I think Hedgehogs..I know the Able sisters are hedgehogs but villagers as hedgehogs sound nice to me! 
Guinea pigs...but as nearly everyone says..they'd just be bigger sizes of hamster villagers :c
Snakes
Polar Bears...
Baby owls/owls
A cheetah?


----------



## asuka (Sep 30, 2014)

dragons, lambs (baby sheeps ^o^), swans, geese, cheetahs, sloths ^_^


----------



## rosabelle (Sep 30, 2014)

Foxes would be nice! Would look cool with the wolves :3 dragons, pandas in different colors? LOL, oh and the turtle suggestion is cool too!


----------



## kasane (Sep 30, 2014)

I agree FOXES!!
And maybe a dog called Baskerville with red eyes and black fur >:3


----------



## 12345 (Sep 30, 2014)

Bats and raccoons :3


----------



## Classygirl (Sep 30, 2014)

Owls, Celeste is so cute but not a villager type. Same with more Hedgehogs or Pocuoines than just Ables. Definitely foxes, they would be up with wolves. And I agree with Cheetahs, and making more types out of the ones that are non villagers like a raccoons and Alpacas, Camels other than Sahara.

- - - Post Merge - - -

Aoh and a Donkey idea was cool.


----------



## #1 Senpai (Sep 30, 2014)

Yea cheetahs!!!
& foxes would look so awesome I think


----------



## mitzelflx (Sep 30, 2014)

Ferrets, and fish with human muscular legs


----------



## Manzanas (Sep 30, 2014)

mitzelflx said:


> Fish with human muscular legs



Really? But they using their caudal fins as legs would be more cute and adorable. Imagine if Marina had human muscular legs...


----------



## KittyBoton (Sep 30, 2014)

*Bats and rats. AND GUINEA PIGS.*


----------



## honeymoo (Sep 30, 2014)

omg reading through these pages is so cool.
CHINCHILLAS WOULD BE ADORBS. Axolotl villagers, fish maybe?? Turtle villagers, owl villagers... GIRAFFES. idk basically like all the characters that aren't villagers as villagers i guess.


----------



## azukitan (Oct 1, 2014)

KittyBoton said:


> *Bats and rats. AND GUINEA PIGS.*



Guinea pigs? I definitely second that.


----------



## Solaeus (Oct 1, 2014)

Snails lol


----------



## starlark (Oct 1, 2014)

Solaeus said:


> Snails lol



As fun as that would be, snails don't have legs. If they did that would be awesomely creepy xD


----------



## badcrumbs (Oct 1, 2014)

I would be all about giraffe villagers. Or emperor tamarin monkeys! With those adorable little mustaches ... (｡♥‿♥｡)


----------



## Crucifigo (Oct 1, 2014)

Snails. I would have a village consisting entirely of snail people and I would be happy forever.


----------



## Envelin (Oct 1, 2014)

Lizards like geckos and iguanas or more amphibious species such as salamanders

I really love all sorts of reptiles and I think they can do so much more with reptiles and amphibians.

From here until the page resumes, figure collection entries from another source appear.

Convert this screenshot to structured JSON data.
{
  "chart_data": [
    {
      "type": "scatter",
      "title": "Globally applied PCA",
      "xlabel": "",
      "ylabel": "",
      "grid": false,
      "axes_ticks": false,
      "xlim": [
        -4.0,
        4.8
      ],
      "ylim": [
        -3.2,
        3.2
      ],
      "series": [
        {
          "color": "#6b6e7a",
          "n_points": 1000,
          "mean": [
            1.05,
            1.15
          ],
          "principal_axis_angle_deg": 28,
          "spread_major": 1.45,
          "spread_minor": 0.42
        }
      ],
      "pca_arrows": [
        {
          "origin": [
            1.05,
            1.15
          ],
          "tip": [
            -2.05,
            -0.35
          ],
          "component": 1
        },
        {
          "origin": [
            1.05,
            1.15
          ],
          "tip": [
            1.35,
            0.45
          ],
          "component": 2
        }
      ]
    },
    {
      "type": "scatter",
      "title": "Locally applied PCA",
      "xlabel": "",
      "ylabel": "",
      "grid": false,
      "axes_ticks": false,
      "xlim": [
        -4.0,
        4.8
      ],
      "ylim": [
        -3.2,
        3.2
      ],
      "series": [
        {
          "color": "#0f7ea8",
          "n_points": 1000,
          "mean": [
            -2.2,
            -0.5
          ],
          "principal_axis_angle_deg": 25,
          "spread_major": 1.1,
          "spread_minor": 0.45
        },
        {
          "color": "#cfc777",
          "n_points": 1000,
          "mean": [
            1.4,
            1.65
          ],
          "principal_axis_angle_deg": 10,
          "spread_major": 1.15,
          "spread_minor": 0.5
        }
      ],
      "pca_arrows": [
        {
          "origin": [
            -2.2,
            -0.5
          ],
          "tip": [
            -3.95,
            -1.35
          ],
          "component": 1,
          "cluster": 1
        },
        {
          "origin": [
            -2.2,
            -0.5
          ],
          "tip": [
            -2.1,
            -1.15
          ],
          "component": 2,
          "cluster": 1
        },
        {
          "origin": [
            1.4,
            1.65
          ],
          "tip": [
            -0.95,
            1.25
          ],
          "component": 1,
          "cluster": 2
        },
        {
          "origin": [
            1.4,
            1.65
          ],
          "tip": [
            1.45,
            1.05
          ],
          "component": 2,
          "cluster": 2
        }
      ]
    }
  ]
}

Just frogs and alligators are not satisfying at all. 

andjusthavingoneaxolotldoesnotcutit


----------



## Nanobyte (Oct 1, 2014)

We need bats and lizards.


----------



## atonnoudjement (Oct 14, 2014)

Bats and ferrets


----------



## sakurakiki (Oct 14, 2014)

Foxes & I would really love if alpacas became a proper villager species, not just Reese & Cyrus exclusive.


----------



## Tinkalila (Oct 14, 2014)

I really want bat villagers, but I'd be happy with just a few more octopus villagers.


----------



## pocketalex (Oct 14, 2014)

I'd really like Ferrets and Bats as well, and something akin to a Red Panda. Also, not a new species, but a new Dog villager who looks like a Corgi. The fact that we don't have a Corgi villager yet is very disappointing to me. :C Oh! And Lionesses! I know we have Lions, but there are Cows and Bulls, so why not Lionesses?


----------



## XIII (Oct 14, 2014)

Echoing the requests for bats! I'd also like some lionesses too.


----------



## Dinkleburg (Oct 14, 2014)

Owls and Foxes


----------



## Swiftstream (Oct 14, 2014)

Bats and more fish-like creatures.


----------



## thatawkwardkid (Oct 15, 2014)

Don't know if anyone said this but Skunks.


----------



## Tinkalila (Oct 15, 2014)

Swiftstream said:


> Bats and more fish-like creatures.



Yeah, there's seriously a lack in sea creatures! It's kinda disturbing, how much differentiation there are between villager animals and catchable animals, heh.


----------



## Amissapanda (Oct 15, 2014)

I really want to see Alpacas or Foxes as villager species. (Or both---both is good.) It would be cool to have more marine life villagers, as well.


----------



## Hyoshido (Oct 15, 2014)

Flies, we need Fly villagers :B


----------



## Mikorin (Oct 15, 2014)

Baaaaaaaaaats. May have been said but yeah, that would be adorable.


----------



## Swablu (Oct 16, 2014)

Snakes, Seals and Porcupine!


----------



## Mairen (Oct 16, 2014)

I'd love seeing more aquatic type villagers besides octopi! Maybe they would have to have their homes on the beach or something. The bat suggestion sounds adorable. I wouldn't mind a lizard type too though


----------



## Pearls (Oct 16, 2014)

Lizards and turtles :3


----------



## Marlowe (Oct 16, 2014)

Like the others, I would really love to see the NPC animals have villagers of their own-- Alpacas, raccoons, skunks, and porcupines. Also a bit more variety of the dog model would be cute. 

And I have this idea of a jock sugar glider that I can't get out of my head.


----------



## starlark (Oct 16, 2014)

I know this technically isn't a new villager species but I saw this OC of a horse named Roxie with those rocking things instead of feet. She looked so adorable ;-;


----------



## Cherem (Oct 16, 2014)

I really want to see some axolotl villagers ! So cute <3


----------



## Nanobyte (Oct 16, 2014)

TURTLES!


----------



## Mekan1 (Oct 17, 2014)

Tigers, Racoons, and Turtles would be best in my opinion


----------



## Toraojou (Oct 19, 2014)

More tigers. I'd like to see a female white tiger! Snooty, to go with Rolf's cranky personality. <3


----------



## patriceflanders (Oct 27, 2014)

wouldn't mind a dolphin 

- - - Post Merge - - -



Amissapanda said:


> I really want to see Alpacas or Foxes as villager species. (Or both---both is good.) It would be cool to have more marine life villagers, as well.



yes, would be a great idea


----------